You Can’t Kill Me is a forceful number in the Valhalla mode. The voice advances to prominence on a white reggae bass line and Lene sounds remorselessly indestructible, supported by a doomy drumbeat and swelling keyboards which rise to a crescendo of basso profundo chanting, not a million kilometers removed from the ‘natives are restless’ piece at the end of I Am The Walrus.

Flip over, and Egghead reveals itself to be the slightest track on the album. Its relentless tick-tock beat is too close to the horrors of alarm-clocks to be endured in comfort. Monkey Talk also favors the staccato attack, but its sharp swirl of keyboards, primate shrieks and frequent changes of tempo are not irritatingly mechanical.

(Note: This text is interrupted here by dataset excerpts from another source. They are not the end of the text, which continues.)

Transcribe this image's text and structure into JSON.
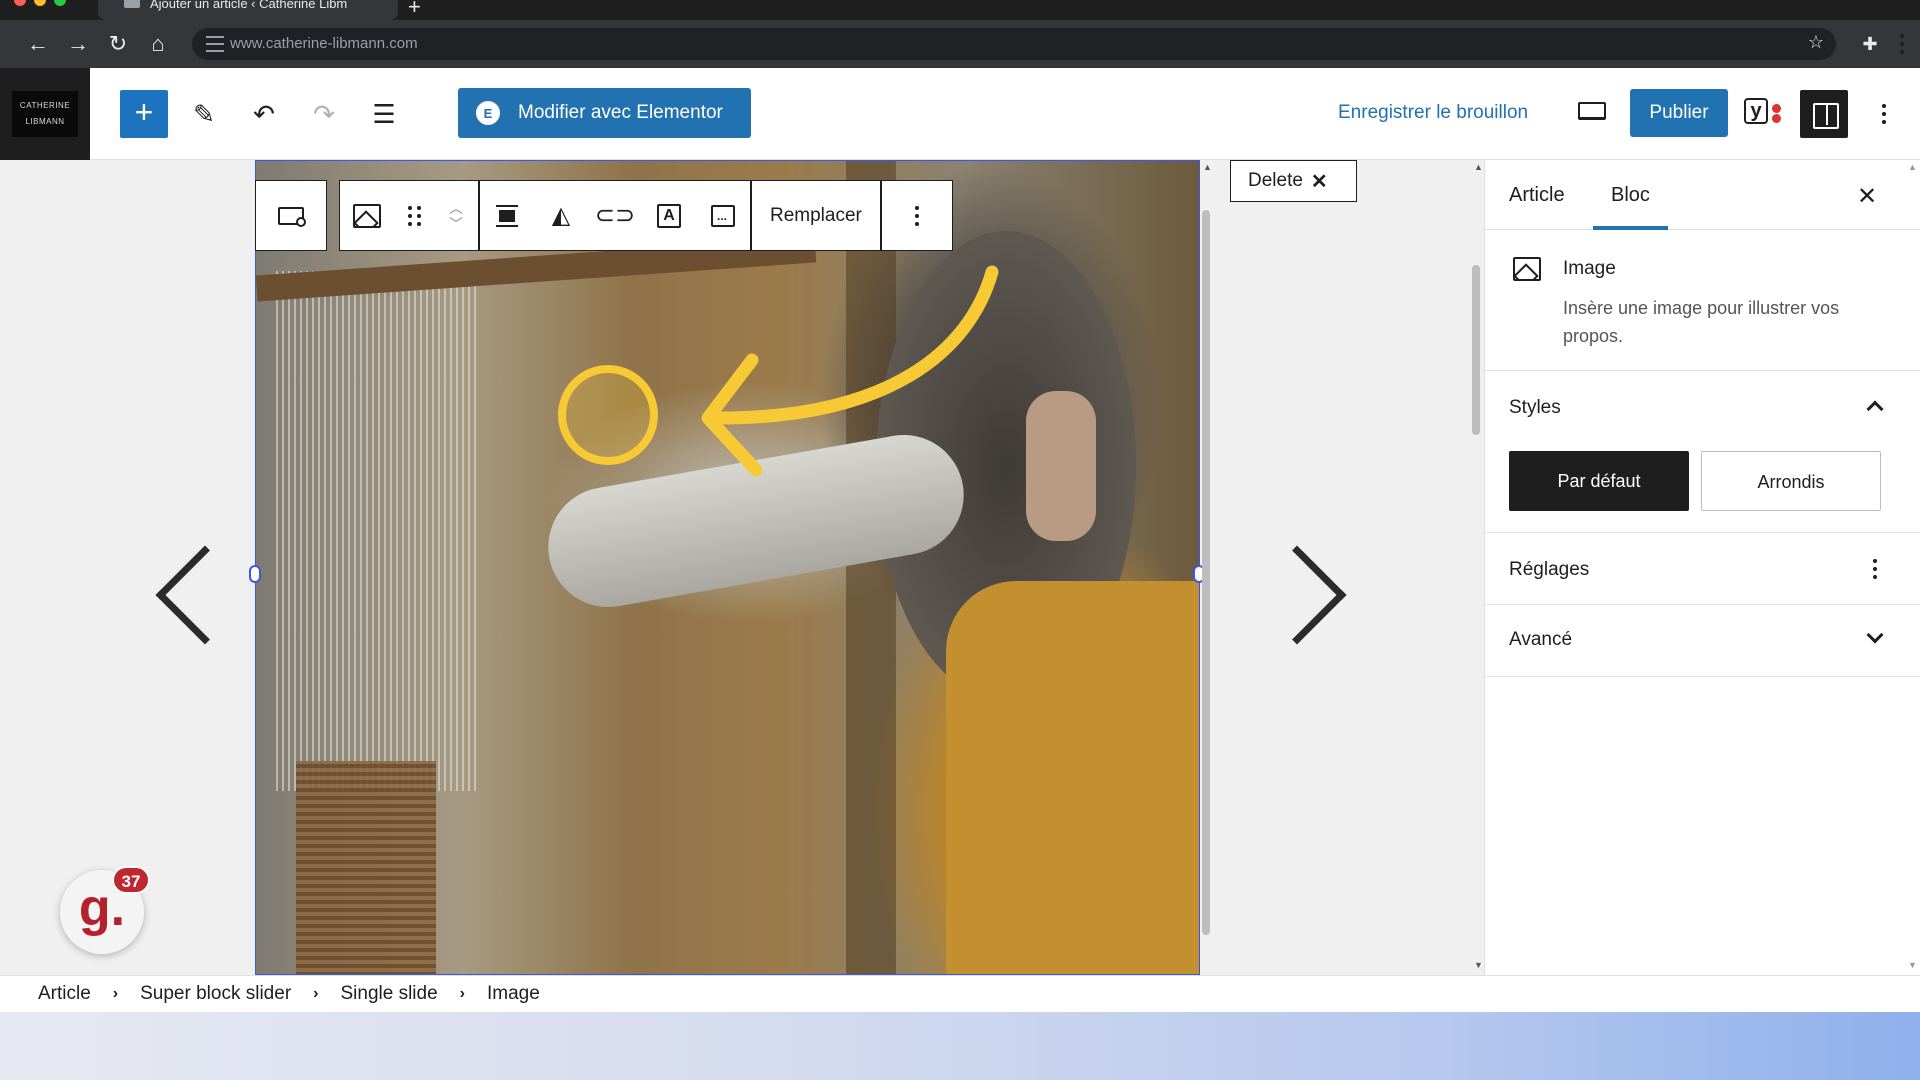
{
  "browser": {
    "tab_title": "Ajouter un article ‹ Catherine Libm",
    "new_tab_label": "+",
    "url": "www.catherine-libmann.com",
    "back_icon": "arrow-left-icon",
    "forward_icon": "arrow-right-icon",
    "reload_icon": "reload-icon",
    "home_icon": "home-icon",
    "bookmark_icon": "star-icon",
    "extensions_icon": "puzzle-icon"
  },
  "header": {
    "site_logo_line1": "CATHERINE",
    "site_logo_line2": "LIBMANN",
    "elementor_label": "Modifier avec Elementor",
    "elementor_logo": "E",
    "save_draft_label": "Enregistrer le brouillon",
    "publish_label": "Publier",
    "yoast_label": "y",
    "accent_color": "#2271b1"
  },
  "block_toolbar": {
    "replace_label": "Remplacer"
  },
  "canvas": {
    "delete_label": "Delete",
    "delete_icon": "close-icon"
  },
  "annotation": {
    "color": "#f6c935"
  },
  "sidebar": {
    "tabs": [
      {
        "label": "Article",
        "active": false
      },
      {
        "label": "Bloc",
        "active": true
      }
    ],
    "block_title": "Image",
    "block_description": "Insère une image pour illustrer vos propos.",
    "styles_title": "Styles",
    "style_options": [
      {
        "label": "Par défaut",
        "selected": true
      },
      {
        "label": "Arrondis",
        "selected": false
      }
    ],
    "settings_title": "Réglages",
    "advanced_title": "Avancé"
  },
  "breadcrumb": [
    "Article",
    "Super block slider",
    "Single slide",
    "Image"
  ],
  "breadcrumb_separator": "›",
  "badge": {
    "letter": "g.",
    "count": "37"
  }
}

It features a rousing chorus of the kind which figures prominently in Wonderful One and Joan.

When Lene is not coming on all darkly threatening or practicing for the alternative La Scala, she sometimes adopts a stirring, robust approach which is just a teensy bit to hearty for my tubercular tastes, and Wonderful One is a case in point: there’s a soaring assertive chorus guarantee to make spineless jerks sit up and take notice. One of the advantages of Flex, however, is that spineless jerks may turn their attention to other attractions, like the compulsive, galloping keyboards that kick off Wonderful One, or the chilling distant background soprano.

Lene LovichJoan favors a jolly brass intro, after which Lene’s stentorian voice marches ever onwards in the cause of Good Advice, exhorting Joan to ‘Look into your life/And use what you may find/The answer lies beyond your eyes/It’s not that far.’ In unkind moments it seems ponderous, but again I can’t argue with certain essential delicacies like keyboard breaks and this smidgen of dub.

Finally, The Freeze. This I love. It’s wonderfully sparse and ethereal with the deathless, anthemic feel of something like Johnny Comes Marching Home. All mists, shadowy figures, molto pathos and wide screen. An icy synthesizer fades up and gives way to bluesy organ. Lene’s voice sounds disconcertingly remote and uncharacteristically restrained as she sings: ‘The icicles are falling in our eyes/As we go · As we go · This is the longest night of all.’ I don’t know whether it’s about a holocaust or a cold night, but it hits the spot.

Stiff can rest assured that Lovich and Chappell, who composed seven of the ten songs here, have written a body of work persuasive enough to get the masses forking out crumpled green ones. Sure, you could take cheap shots at them for being occasionally precious, but plug in the cassette and they still pass the driving test. Flex has the necessary adrenaline level for the 80 mph surge down the motorway, too.